Don’t be the guy everyone scowls at when you’re not looking.
We talk a lot about how to be a good employee and how to best find a job, but what about those of you out there who are in managerial positions? When you have other full-time employees working under you, the rules change a little. In addition to doing your best in your own career, you need to set an example for success (even if you’re still figuring out what success is yourself). You need to strike the balance between being a manger who gets stuff done and being a manager appreciated by employees.
The best thing you can do is to take a vested interest in your employees’ professional progress. You want them to be the best that they can, after all; better, happier employees means more efficient work. Whenever you have time, talk one-on-one with your employees to get a read on their skills, goals, and personality. You’ll probably have to assure them that they’re not in trouble first, but afterward, just ask them if they’re happy with their current workload and what, if anything, they think they’d be capable of moving up to. If there’s something in particular they’re shooting for, offer tools to help them like virtual training programs or mentorships.

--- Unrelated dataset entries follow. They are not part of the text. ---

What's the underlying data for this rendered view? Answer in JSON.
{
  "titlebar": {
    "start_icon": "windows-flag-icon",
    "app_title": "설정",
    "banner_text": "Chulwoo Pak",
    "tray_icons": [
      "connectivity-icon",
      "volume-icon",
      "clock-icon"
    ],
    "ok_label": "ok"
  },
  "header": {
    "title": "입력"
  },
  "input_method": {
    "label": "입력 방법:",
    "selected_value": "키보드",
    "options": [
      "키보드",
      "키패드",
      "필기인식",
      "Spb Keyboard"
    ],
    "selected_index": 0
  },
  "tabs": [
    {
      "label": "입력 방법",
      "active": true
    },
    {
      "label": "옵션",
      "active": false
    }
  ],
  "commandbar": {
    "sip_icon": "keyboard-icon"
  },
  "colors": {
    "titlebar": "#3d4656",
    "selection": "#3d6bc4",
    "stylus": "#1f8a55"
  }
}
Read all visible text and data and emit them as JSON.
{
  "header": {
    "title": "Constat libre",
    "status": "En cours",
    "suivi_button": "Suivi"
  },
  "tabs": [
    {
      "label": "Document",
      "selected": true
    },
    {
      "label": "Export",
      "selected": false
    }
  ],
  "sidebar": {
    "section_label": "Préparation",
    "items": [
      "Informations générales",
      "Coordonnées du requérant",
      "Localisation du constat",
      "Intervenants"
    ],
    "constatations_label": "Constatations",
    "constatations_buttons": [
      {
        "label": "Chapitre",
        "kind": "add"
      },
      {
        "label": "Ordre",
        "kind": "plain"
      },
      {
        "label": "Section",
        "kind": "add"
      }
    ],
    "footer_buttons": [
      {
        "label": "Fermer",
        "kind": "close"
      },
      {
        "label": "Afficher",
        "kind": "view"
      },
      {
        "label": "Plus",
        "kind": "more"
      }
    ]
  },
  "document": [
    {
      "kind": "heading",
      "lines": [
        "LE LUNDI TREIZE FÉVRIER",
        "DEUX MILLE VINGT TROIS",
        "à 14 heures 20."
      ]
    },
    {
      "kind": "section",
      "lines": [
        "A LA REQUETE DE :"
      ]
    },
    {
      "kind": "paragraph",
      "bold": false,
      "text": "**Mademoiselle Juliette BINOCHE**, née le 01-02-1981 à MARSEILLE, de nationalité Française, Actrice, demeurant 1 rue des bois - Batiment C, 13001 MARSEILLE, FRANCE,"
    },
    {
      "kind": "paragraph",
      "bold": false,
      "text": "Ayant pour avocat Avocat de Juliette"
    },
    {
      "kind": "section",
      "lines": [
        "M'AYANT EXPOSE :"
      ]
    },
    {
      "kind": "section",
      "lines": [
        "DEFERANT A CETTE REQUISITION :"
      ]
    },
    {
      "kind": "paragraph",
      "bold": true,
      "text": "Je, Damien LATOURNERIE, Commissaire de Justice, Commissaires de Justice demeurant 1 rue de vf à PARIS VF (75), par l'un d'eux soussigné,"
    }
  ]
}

Of course, the flip side to productivity is mental health. As important as getting work done properly and on time is, you can never discount your employees’ work-life balance. Keep your rules and policies flexible to accommodate unavoidable life events. Allow for the occasional mental health day, and don’t keep too tight a leash on things like lunch breaks. Not only will fair and flexible policies keep your employees happy and productive, they’ll also guarantee you a spot on the “cool boss” list. Everyone wants to be on the “cool boss” list.